Entre as “situações extremas” mencionadas, o procurador de Justiça cita declarações que prejudicariam uma comunidade inteira de pessoas, como afirmar que todos os homossexuais têm Aids ou que o país sofreria um ataque aéreo e a população precisaria ser evacuada.
“O debate político é composto por esses ataques árduos. Não significa necessariamente uma tentativa de intimidação. Isso é feito por outros políticos também. Ele [Bolsonaro] não precisa dizer a verdade o tempo todo”, argumenta o procurador de Justiça.
Ele acrescenta que, apesar de não concordar com outros episódios do presidente, como o compartilhamento de um vídeo de um cidadão urinando na cabeça de outro homem, não há “quebra de civilidade” na informação falsa divulgada em relação à jornalista. “Mesmo as declarações contra a grande imprensa. Tudo isso é uma convicção pessoal dele. Não tem como dizer se é verdadeiro ou falso”, diz.
Sobre as possíveis consequências do episódio mais recente, Macedo Junior acredita que o presidente não pode ser condenado ao pagamento de indenização ou a conceder direito de resposta porque, para ele, não houve dano à honra da jornalista. “Só uma ditadura impõe critério único de verdade e pune quem mente”, afirma.

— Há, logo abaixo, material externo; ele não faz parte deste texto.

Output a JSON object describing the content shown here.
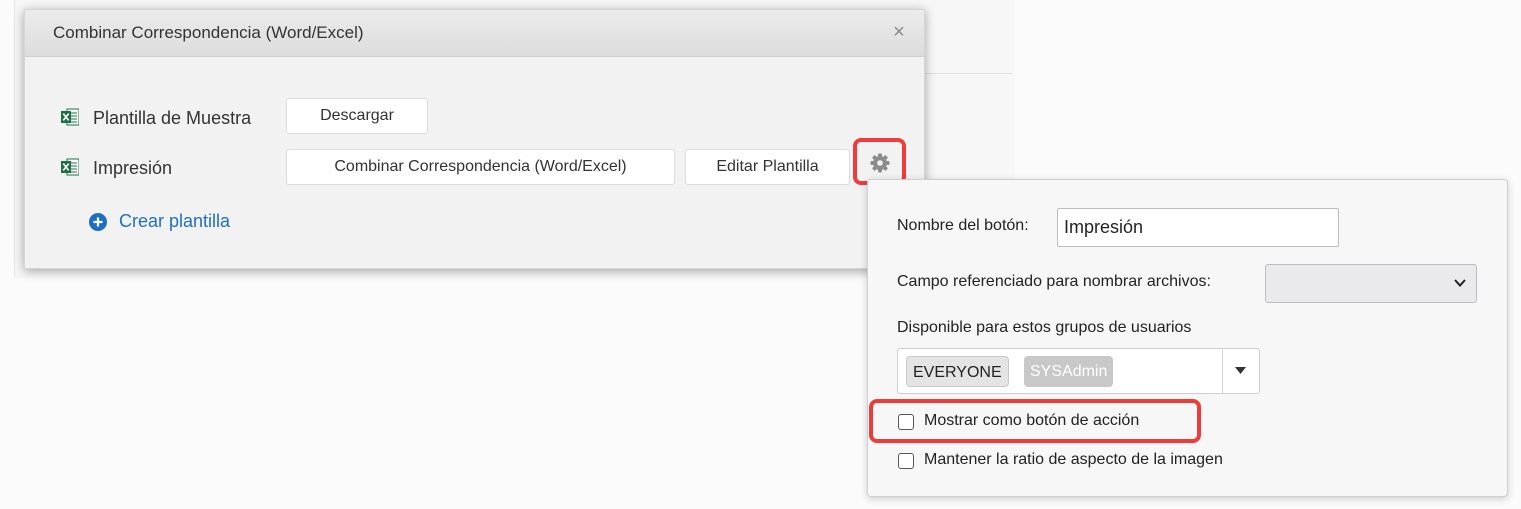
{
  "dialog": {
    "title": "Combinar Correspondencia (Word/Excel)",
    "close_icon": "close-icon",
    "rows": [
      {
        "icon": "excel-icon",
        "label": "Plantilla de Muestra",
        "buttons": [
          "Descargar"
        ]
      },
      {
        "icon": "excel-icon",
        "label": "Impresión",
        "buttons": [
          "Combinar Correspondencia (Word/Excel)",
          "Editar Plantilla"
        ],
        "settings_icon": "gear-icon"
      }
    ],
    "create_link": {
      "icon": "plus-circle-icon",
      "label": "Crear plantilla"
    }
  },
  "settings": {
    "button_name_label": "Nombre del botón:",
    "button_name_value": "Impresión",
    "filename_field_label": "Campo referenciado para nombrar archivos:",
    "filename_field_value": "",
    "groups_label": "Disponible para estos grupos de usuarios",
    "groups": [
      "EVERYONE",
      "SYSAdmin"
    ],
    "checkbox_action_label": "Mostrar como botón de acción",
    "checkbox_action_checked": false,
    "checkbox_ratio_label": "Mantener la ratio de aspecto de la imagen",
    "checkbox_ratio_checked": false
  },
  "colors": {
    "highlight": "#ee3b3b",
    "link": "#1f6fc0",
    "excel_green": "#1d7044"
  }
}
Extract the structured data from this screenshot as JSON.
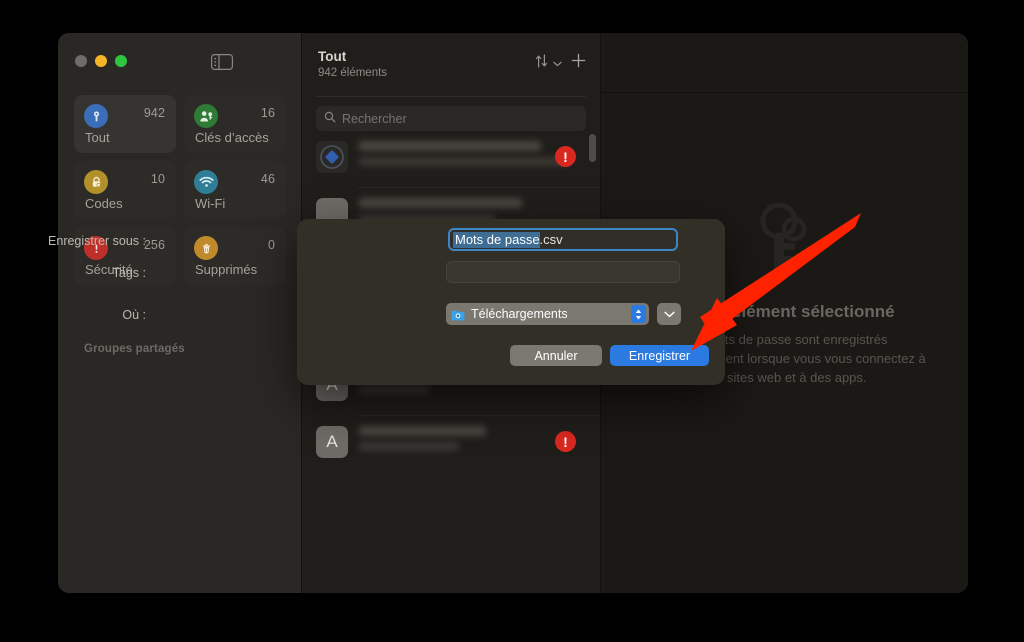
{
  "window": {
    "traffic_lights": [
      "close",
      "minimize",
      "zoom"
    ],
    "sidebar_toggle_icon": "sidebar-toggle-icon"
  },
  "sidebar": {
    "tiles": [
      {
        "label": "Tout",
        "count": "942",
        "icon": "key-icon",
        "color": "#3b6db8",
        "active": true
      },
      {
        "label": "Clés d’accès",
        "count": "16",
        "icon": "passkey-person-icon",
        "color": "#2f7a36",
        "active": false
      },
      {
        "label": "Codes",
        "count": "10",
        "icon": "lock-clock-icon",
        "color": "#b3912a",
        "active": false
      },
      {
        "label": "Wi-Fi",
        "count": "46",
        "icon": "wifi-icon",
        "color": "#2f7d97",
        "active": false
      },
      {
        "label": "Sécurité",
        "count": "256",
        "icon": "alert-icon",
        "color": "#c0302a",
        "active": false
      },
      {
        "label": "Supprimés",
        "count": "0",
        "icon": "trash-icon",
        "color": "#c08a2c",
        "active": false
      }
    ],
    "section_label": "Groupes partagés"
  },
  "list": {
    "title": "Tout",
    "subtitle": "942 éléments",
    "sort_icon": "sort-arrows-icon",
    "sort_chevron_icon": "chevron-down-icon",
    "add_icon": "plus-icon",
    "search": {
      "icon": "search-icon",
      "placeholder": "Rechercher",
      "value": ""
    },
    "rows": [
      {
        "avatar": "diamond-logo-icon",
        "avatar_bg": "#2b2926",
        "has_alert": true
      },
      {
        "avatar": "rounded-logo-icon",
        "avatar_bg": "#6f6c67",
        "has_alert": false
      },
      {
        "avatar": "adobe-logo-icon",
        "avatar_bg": "#201e1b",
        "has_alert": false
      },
      {
        "avatar": "adobe-logo-icon",
        "avatar_bg": "#201e1b",
        "has_alert": false
      },
      {
        "avatar": "letter-a-icon",
        "avatar_bg": "#6f6c67",
        "has_alert": false
      },
      {
        "avatar": "letter-a-icon",
        "avatar_bg": "#6f6c67",
        "has_alert": true
      }
    ]
  },
  "detail": {
    "watermark_icon": "lock-key-watermark-icon",
    "title": "Aucun élément sélectionné",
    "body": "Vos mots de passe sont enregistrés automatiquement lorsque vous vous connectez à des sites web et à des apps."
  },
  "save_sheet": {
    "name_label": "Enregistrer sous :",
    "name_value_selected": "Mots de passe",
    "name_value_extension": ".csv",
    "tags_label": "Tags :",
    "tags_value": "",
    "where_label": "Où :",
    "where_value": "Téléchargements",
    "where_folder_icon": "downloads-folder-icon",
    "where_stepper_icon": "up-down-stepper-icon",
    "where_expand_icon": "chevron-down-icon",
    "cancel_label": "Annuler",
    "save_label": "Enregistrer"
  },
  "annotation": {
    "arrow_color": "#ff2200",
    "arrow_target": "save-button"
  }
}
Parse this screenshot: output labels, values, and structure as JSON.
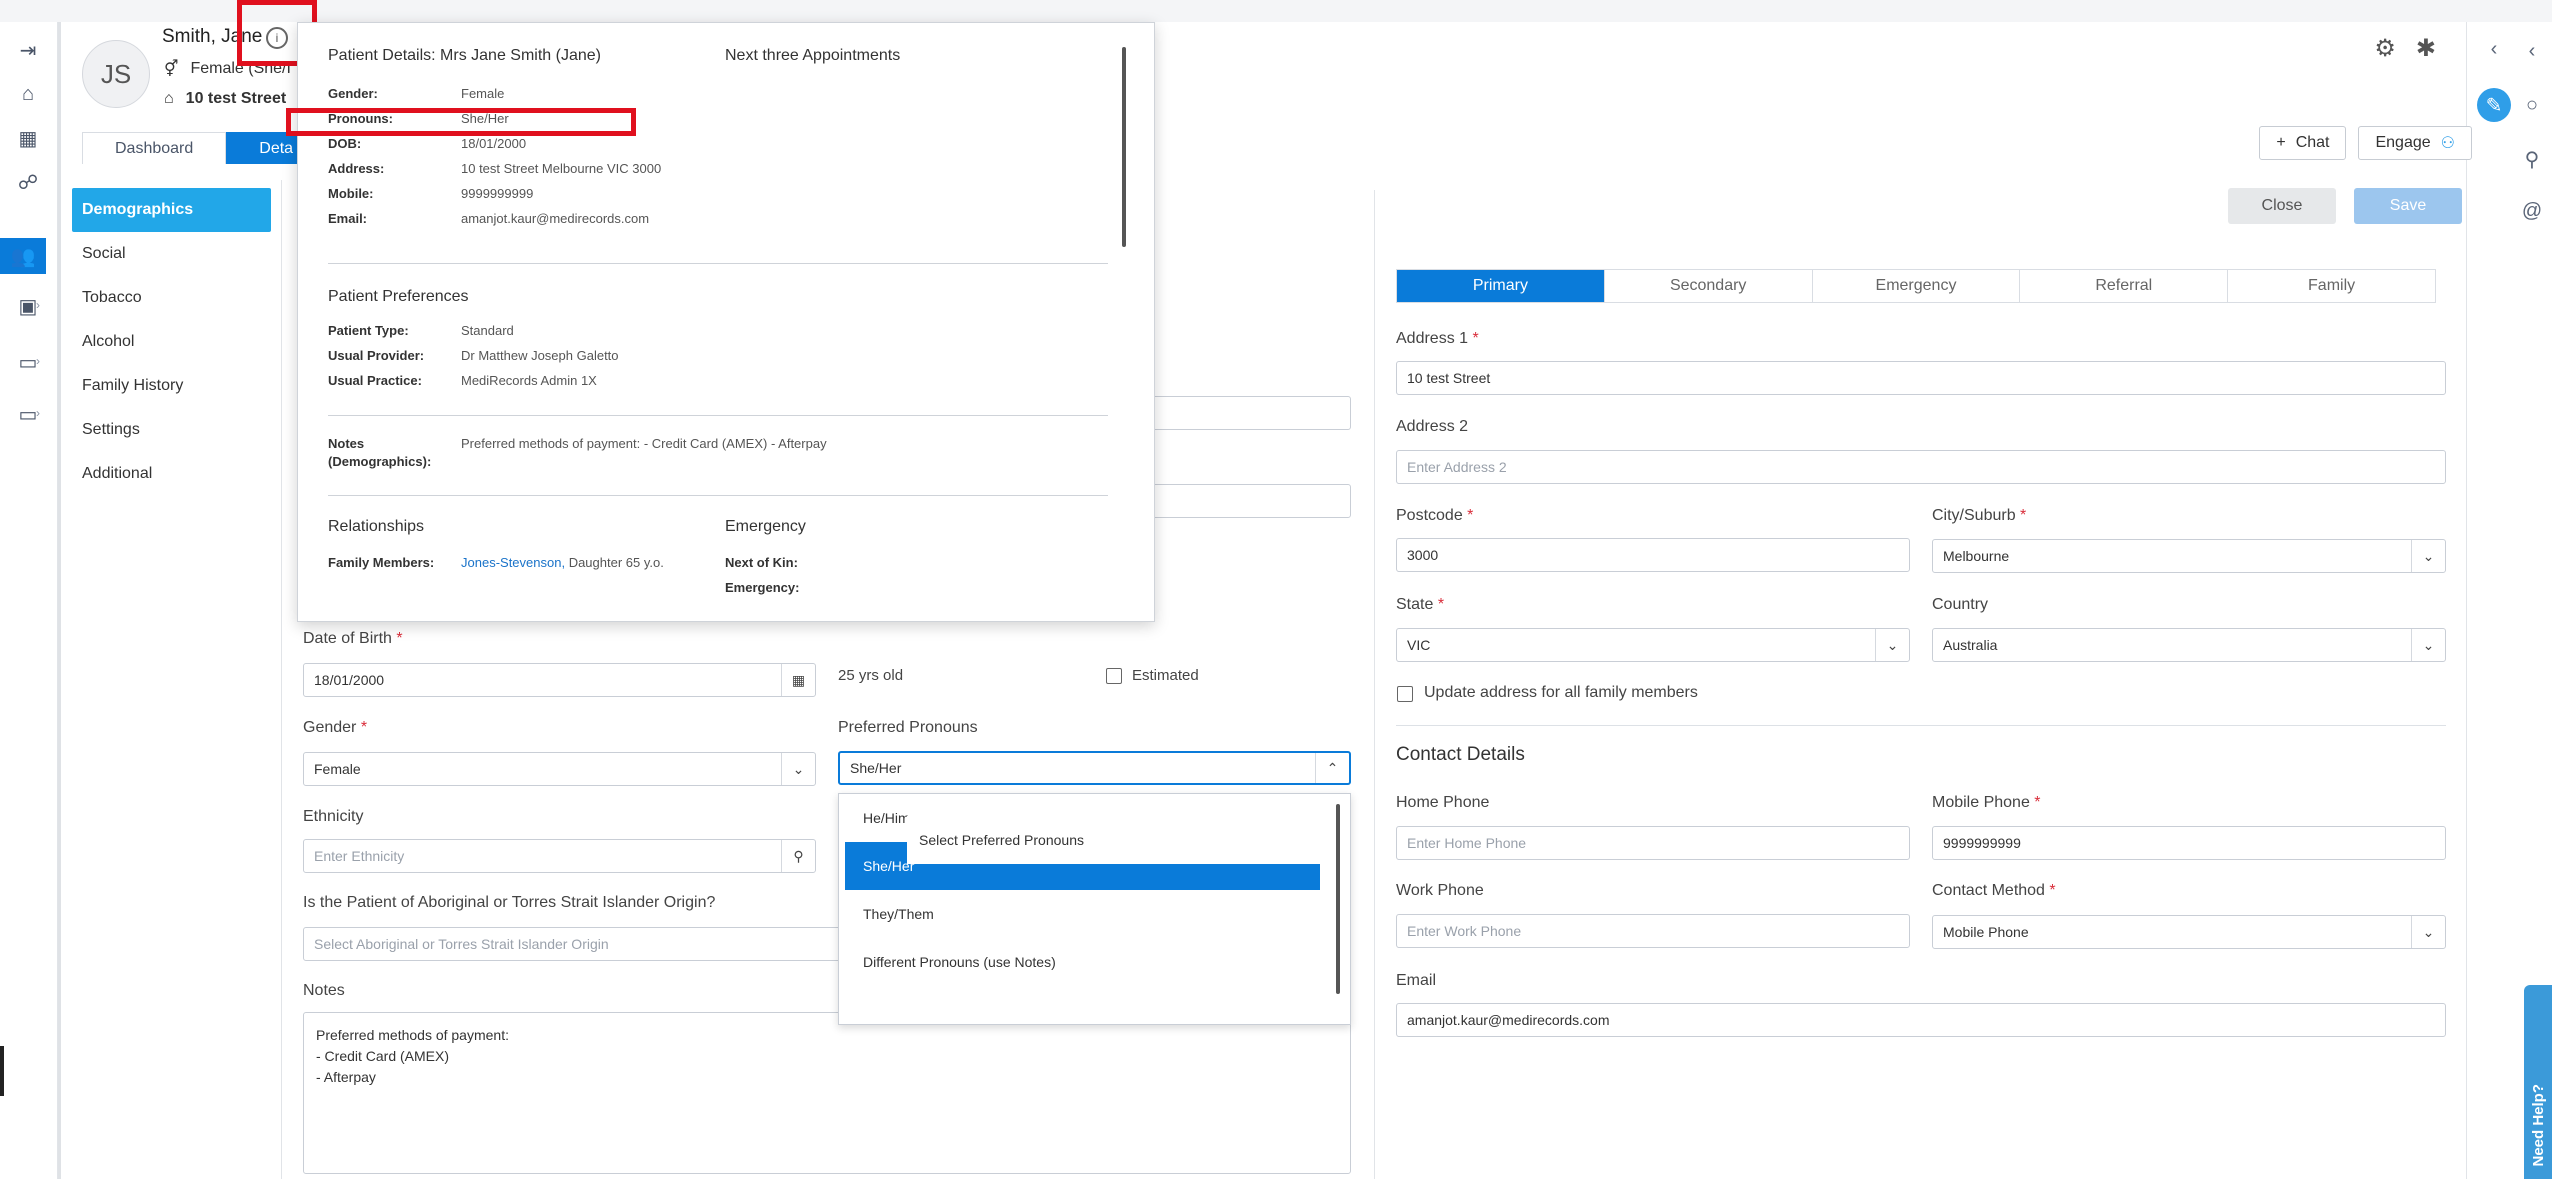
{
  "patient": {
    "name": "Smith, Jane",
    "initials": "JS",
    "gender_line": "Female (She/I",
    "address_line": "10 test Street"
  },
  "tabs": {
    "dashboard": "Dashboard",
    "details": "Deta"
  },
  "header_buttons": {
    "chat": "Chat",
    "engage": "Engage"
  },
  "actions": {
    "close": "Close",
    "save": "Save"
  },
  "sidenav": [
    "Demographics",
    "Social",
    "Tobacco",
    "Alcohol",
    "Family History",
    "Settings",
    "Additional"
  ],
  "popover": {
    "title": "Patient Details: Mrs Jane Smith (Jane)",
    "appointments_title": "Next three Appointments",
    "details": [
      {
        "k": "Gender:",
        "v": "Female"
      },
      {
        "k": "Pronouns:",
        "v": "She/Her"
      },
      {
        "k": "DOB:",
        "v": "18/01/2000"
      },
      {
        "k": "Address:",
        "v": "10 test Street Melbourne VIC 3000"
      },
      {
        "k": "Mobile:",
        "v": "9999999999"
      },
      {
        "k": "Email:",
        "v": "amanjot.kaur@medirecords.com"
      }
    ],
    "preferences_title": "Patient Preferences",
    "preferences": [
      {
        "k": "Patient Type:",
        "v": "Standard"
      },
      {
        "k": "Usual Provider:",
        "v": "Dr Matthew Joseph Galetto"
      },
      {
        "k": "Usual Practice:",
        "v": "MediRecords Admin 1X"
      }
    ],
    "notes_k1": "Notes",
    "notes_k2": "(Demographics):",
    "notes_v": "Preferred methods of payment: - Credit Card (AMEX) - Afterpay",
    "relationships_title": "Relationships",
    "family_k": "Family Members:",
    "family_link": "Jones-Stevenson,",
    "family_rest": " Daughter 65 y.o.",
    "emergency_title": "Emergency",
    "next_of_kin": "Next of Kin:",
    "emergency": "Emergency:"
  },
  "form": {
    "dob_label": "Date of Birth",
    "dob_value": "18/01/2000",
    "age": "25 yrs old",
    "estimated": "Estimated",
    "gender_label": "Gender",
    "gender_value": "Female",
    "pronouns_label": "Preferred Pronouns",
    "pronouns_value": "She/Her",
    "ethnicity_label": "Ethnicity",
    "ethnicity_placeholder": "Enter Ethnicity",
    "atsi_label": "Is the Patient of Aboriginal or Torres Strait Islander Origin?",
    "atsi_placeholder": "Select Aboriginal or Torres Strait Islander Origin",
    "notes_label": "Notes",
    "notes_value": "Preferred methods of payment:\n- Credit Card (AMEX)\n- Afterpay"
  },
  "pronoun_options": [
    "Select Preferred Pronouns",
    "He/Him",
    "She/Her",
    "They/Them",
    "Different Pronouns (use Notes)"
  ],
  "address_tabs": [
    "Primary",
    "Secondary",
    "Emergency",
    "Referral",
    "Family"
  ],
  "address": {
    "address1_label": "Address 1",
    "address1_value": "10 test Street",
    "address2_label": "Address 2",
    "address2_placeholder": "Enter Address 2",
    "postcode_label": "Postcode",
    "postcode_value": "3000",
    "city_label": "City/Suburb",
    "city_value": "Melbourne",
    "state_label": "State",
    "state_value": "VIC",
    "country_label": "Country",
    "country_value": "Australia",
    "update_family": "Update address for all family members"
  },
  "contact": {
    "title": "Contact Details",
    "home_label": "Home Phone",
    "home_placeholder": "Enter Home Phone",
    "mobile_label": "Mobile Phone",
    "mobile_value": "9999999999",
    "work_label": "Work Phone",
    "work_placeholder": "Enter Work Phone",
    "method_label": "Contact Method",
    "method_value": "Mobile Phone",
    "email_label": "Email",
    "email_value": "amanjot.kaur@medirecords.com"
  },
  "need_help": "Need Help?"
}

A opinião de Walter Ceneviva, ex-presidente da comissão de liberdade de expressão da seccional de São Paulo da Ordem dos Advogados do Brasil (OAB-SP), é diferente. Para ele, ninguém tem o direito de disseminar informações falsas. O advogado acrescenta que o caso da informação falsa sobre a jornalista do Estadão tem um agravante: o conteúdo foi compartilhado em uma conta oficial de comunicação da presidência da República.
“Alguns assuntos são difíceis de afirmar se são verdadeiros: a imprensa persegue Bolsonaro? Depende do ponto de vista. Entretanto, neste último compartilhamento, está comprovado que o conteúdo é falso”, afirma Ceneviva.